My Year Buying Only Used Clothes

It was time to shake things up. After several babies and the fluctuating sizes that go along with that, I wanted to make a renewed effort to dress well. I don’t mean fancy, after all I’m a stay-at-home mom, so I don’t need to “dress to impress.” But I didn’t want to succumb to a daily wardrobe of workout clothes and sweats. I don’t actually work out, so I just can’t justify it. Plus, I feel better when I’m wearing real clothes that fit well. But how do I fight the frump without breaking my budget?

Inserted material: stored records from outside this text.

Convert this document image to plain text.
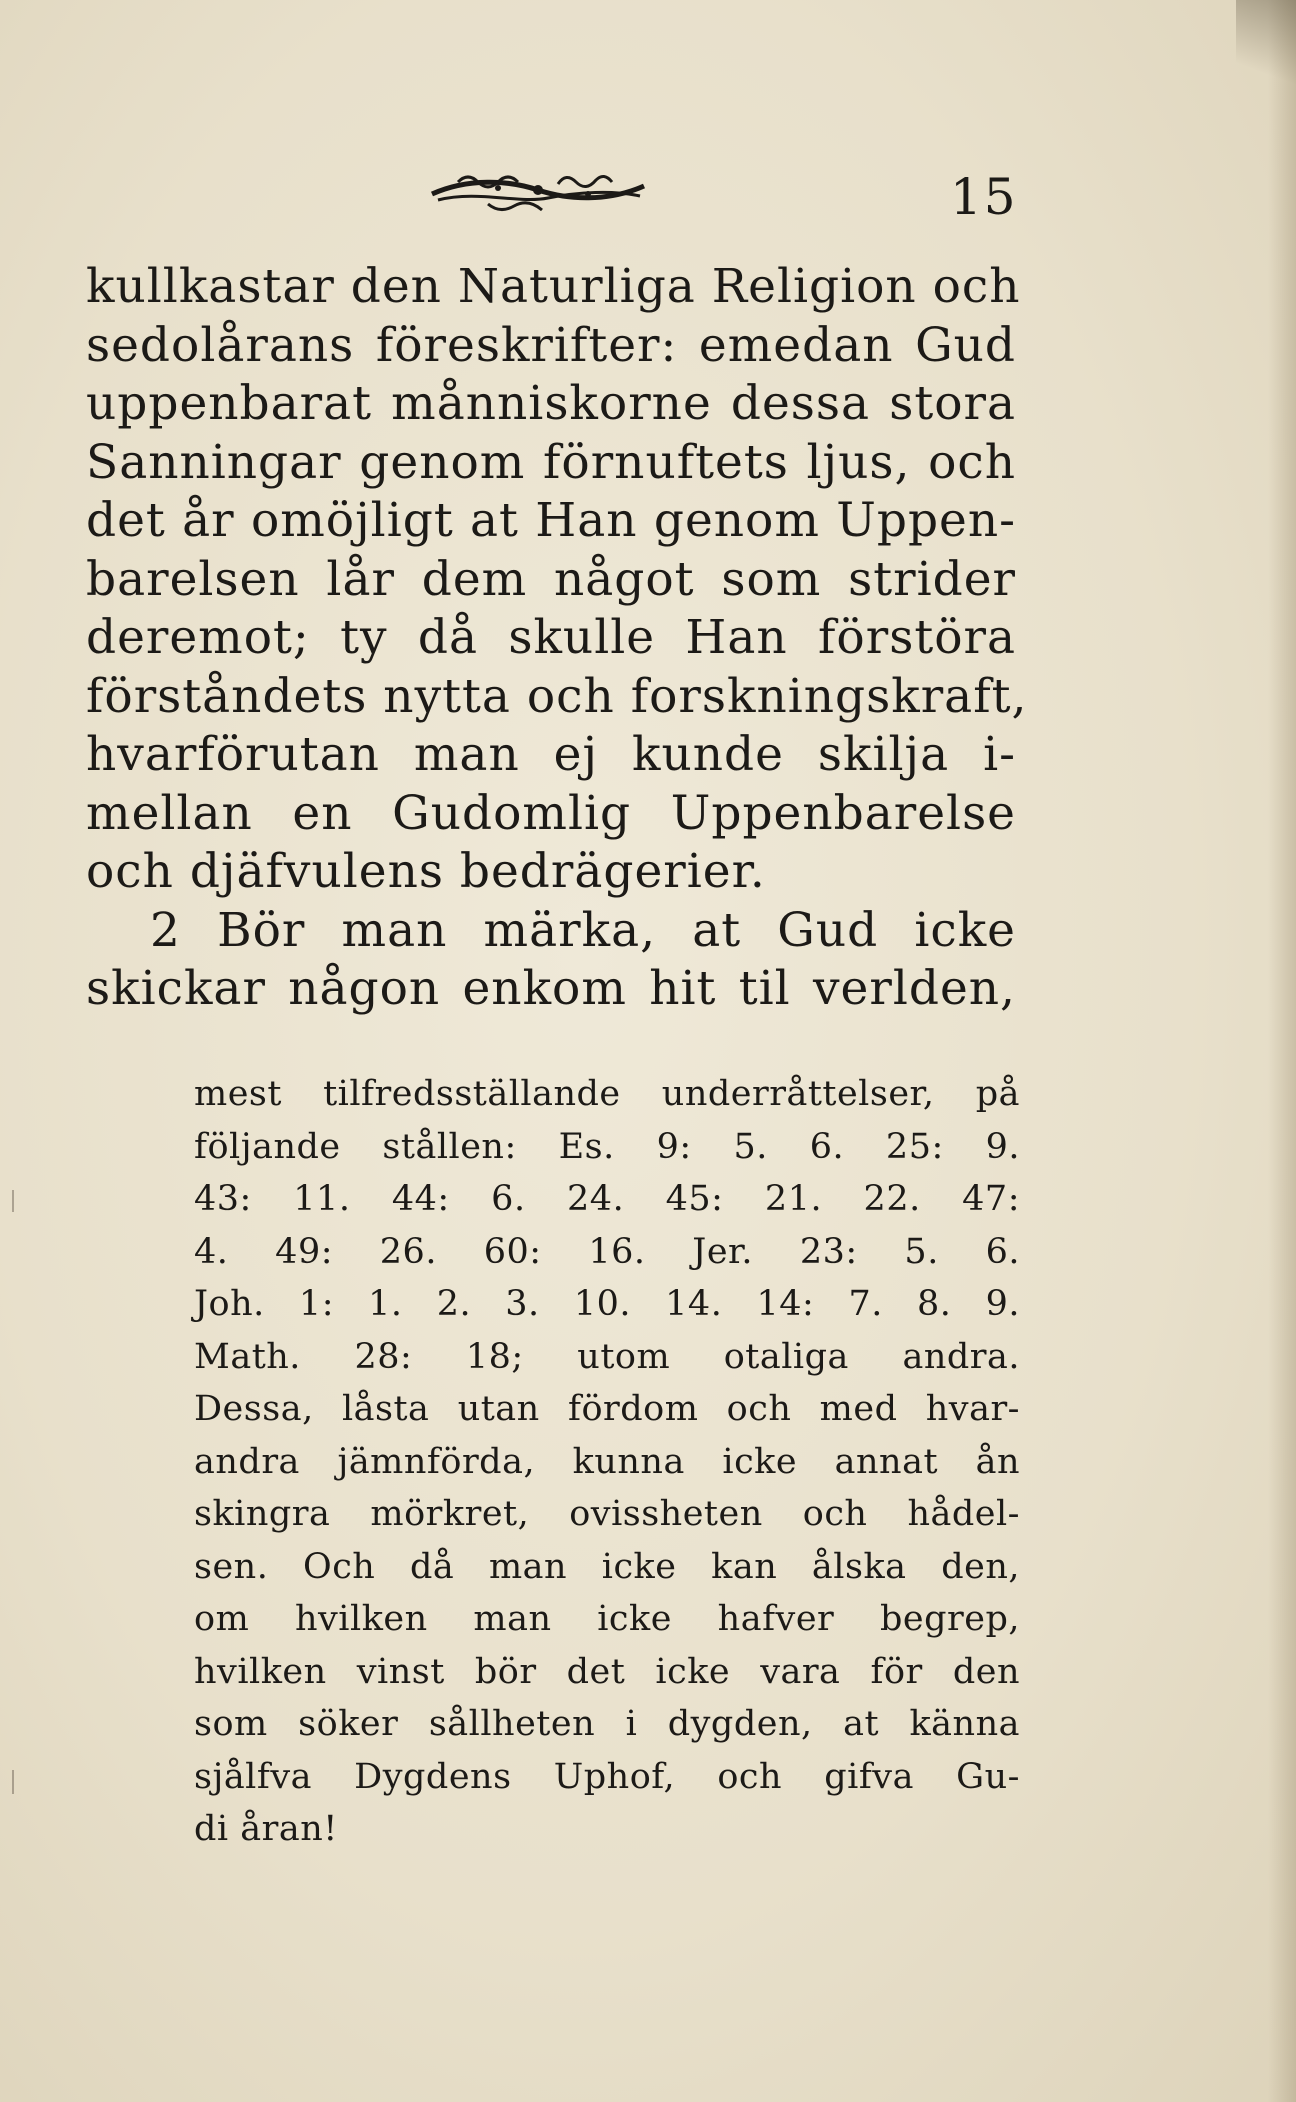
15
kullkastar den Naturliga Religion och
sedolårans föreskrifter: emedan Gud
uppenbarat månniskorne dessa stora
Sanningar genom förnuftets ljus, och
det år omöjligt at Han genom Uppen-
barelsen lår dem något som strider
deremot; ty då skulle Han förstöra
förståndets nytta och forskningskraft,
hvarförutan man ej kunde skilja i-
mellan en Gudomlig Uppenbarelse
och djäfvulens bedrägerier.
2 Bör man märka, at Gud icke
skickar någon enkom hit til verlden,
mest tilfredsställande underråttelser, på
följande stållen: Es. 9: 5. 6. 25: 9.
43: 11. 44: 6. 24. 45: 21. 22. 47:
4. 49: 26. 60: 16. Jer. 23: 5. 6.
Joh. 1: 1. 2. 3. 10. 14. 14: 7. 8. 9.
Math. 28: 18; utom otaliga andra.
Dessa, låsta utan fördom och med hvar-
andra jämnförda, kunna icke annat ån
skingra mörkret, ovissheten och hådel-
sen. Och då man icke kan ålska den,
om hvilken man icke hafver begrep,
hvilken vinst bör det icke vara för den
som söker sållheten i dygden, at känna
sjålfva Dygdens Uphof, och gifva Gu-
di åran!
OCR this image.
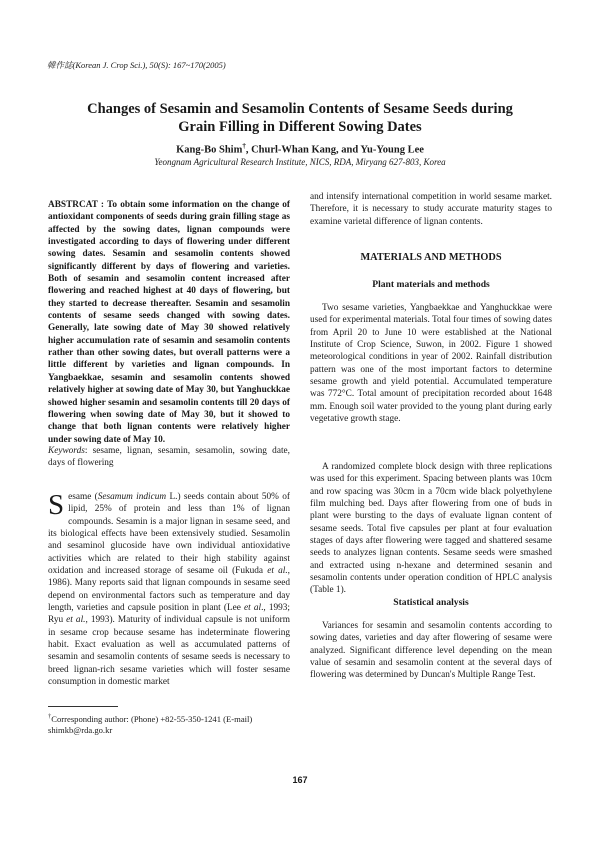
韓作誌(Korean J. Crop Sci.), 50(S): 167~170(2005)
Changes of Sesamin and Sesamolin Contents of Sesame Seeds during
Grain Filling in Different Sowing Dates
Kang-Bo Shim†, Churl-Whan Kang, and Yu-Young Lee
Yeongnam Agricultural Research Institute, NICS, RDA, Miryang 627-803, Korea

ABSTRCAT : To obtain some information on the change of antioxidant components of seeds during grain filling stage as affected by the sowing dates, lignan compounds were investigated according to days of flowering under different sowing dates. Sesamin and sesamolin contents showed significantly different by days of flowering and varieties. Both of sesamin and sesamolin content increased after flowering and reached highest at 40 days of flowering, but they started to decrease thereafter. Sesamin and sesamolin contents of sesame seeds changed with sowing dates. Generally, late sowing date of May 30 showed relatively higher accumulation rate of sesamin and sesamolin contents rather than other sowing dates, but overall patterns were a little different by varieties and lignan compounds. In Yangbaekkae, sesamin and sesamolin contents showed relatively higher at sowing date of May 30, but Yanghuckkae showed higher sesamin and sesamolin contents till 20 days of flowering when sowing date of May 30, but it showed to change that both lignan contents were relatively higher under sowing date of May 10.

Keywords: sesame, lignan, sesamin, sesamolin, sowing date, days of flowering

S esame (Sesamum indicum L.) seeds contain about 50% of lipid, 25% of protein and less than 1% of lignan compounds. Sesamin is a major lignan in sesame seed, and its biological effects have been extensively studied. Sesamolin and sesaminol glucoside have own individual antioxidative activities which are related to their high stability against oxidation and increased storage of sesame oil (Fukuda et al., 1986). Many reports said that lignan compounds in sesame seed depend on environmental factors such as temperature and day length, varieties and capsule position in plant (Lee et al., 1993; Ryu et al., 1993). Maturity of individual capsule is not uniform in sesame crop because sesame has indeterminate flowering habit. Exact evaluation as well as accumulated patterns of sesamin and sesamolin contents of sesame seeds is necessary to breed lignan-rich sesame varieties which will foster sesame consumption in domestic market

†Corresponding author: (Phone) +82-55-350-1241 (E-mail) shimkb@rda.go.kr

and intensify international competition in world sesame market. Therefore, it is necessary to study accurate maturity stages to examine varietal difference of lignan contents.

MATERIALS AND METHODS
Plant materials and methods

Two sesame varieties, Yangbaekkae and Yanghuckkae were used for experimental materials. Total four times of sowing dates from April 20 to June 10 were established at the National Institute of Crop Science, Suwon, in 2002. Figure 1 showed meteorological conditions in year of 2002. Rainfall distribution pattern was one of the most important factors to determine sesame growth and yield potential. Accumulated temperature was 772°C. Total amount of precipitation recorded about 1648 mm. Enough soil water provided to the young plant during early vegetative growth stage.

A randomized complete block design with three replications was used for this experiment. Spacing between plants was 10cm and row spacing was 30cm in a 70cm wide black polyethylene film mulching bed. Days after flowering from one of buds in plant were bursting to the days of evaluate lignan content of sesame seeds. Total five capsules per plant at four evaluation stages of days after flowering were tagged and shattered sesame seeds to analyzes lignan contents. Sesame seeds were smashed and extracted using n-hexane and determined sesanin and sesamolin contents under operation condition of HPLC analysis (Table 1).

Statistical analysis

Variances for sesamin and sesamolin contents according to sowing dates, varieties and day after flowering of sesame were analyzed. Significant difference level depending on the mean value of sesamin and sesamolin content at the several days of flowering was determined by Duncan's Multiple Range Test.

167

Around the same time, I read articles about the environmental impacts of consumerism. The clothing industry’s model of “fast fashion” is wreaking havoc on our landfills and generating a huge amount of waste. How could I refresh my wardrobe without contributing to an ever-growing ecological issue?

Buy used.

Sounds great – looking good for a fraction of retail and helping the planet. Yay! But spending hours combing thrift stores… I don’t have time for that. So I explored my options and made it a personal goal to buy only used clothes for an entire year.

Here are my tips and tricks for refreshing your closet with quality pieces while keeping your New Year’s Resolution of saving cash.

Where I shopped:

  • Online resale stores – thredup.com and swap.com have hundreds of thousands of items to browse through in the comfort of my own home. I’m able to search for specific items, colors, brands, etc. Nervous about buying clothes online? ThredUp has measurements for each item, so I don’t have to be surprised by a skirt that’s too short.
  • Consignment stores – Local stores such as Clothes Mentor, Fashionista Exchange, and Clothz Minded (and more!) have a totally different vibe and operation than thrift stores. Consignment stores are selective about items and brands, so they’re a good option for in-person shopping.
  • Personal online sales – Sometimes people are cleaning out their closets or even resell thrift store finds via Instagram or Facebook. I bought several things this way through friends or random Instagram sellers. A benefit of this is that it’s more personal, so I can ask questions about the fit of an item or the measurements. (a PayPal account is a must for this method)

How I tried trends:

  • There were a couple very specific trends I wanted to try, but my online go-to’s and local consignment store were coming up empty. So I turned to a new source: eBay. I was able to do specific searches and find my desired items. For example, I was curious about Lularoe, and I was able to find several options on eBay for a fraction of new. I also scored a pair of distressed maternity jeans in the last two seconds of an auction – thrilling!

How this saves money:

  • Minimizes impulse purchases – I don’t just walk through Target and magically find a new shirt in my cart. And I love sales, but an online ad can’t entice me to click on something I wasn’t actually planning to buy. Shopping used requires a little more effort, so those impulse splurges are off the table.
  • Discount of used – Pre-owned clothes are just cheaper than new, period. I regret not tracking throughout the year, but I’d estimate I saved almost $400 since I was paying an average of 50-70% off retail prices.

Shopping and buying new clothes is fun for me! So I found a way to do it while sticking to my budget. It was a challenge at times, but at the end of the year, I feel good about the economical and ecological advantages of my pre-worn wardrobe. Plus, I feel good in items that look great and fit well.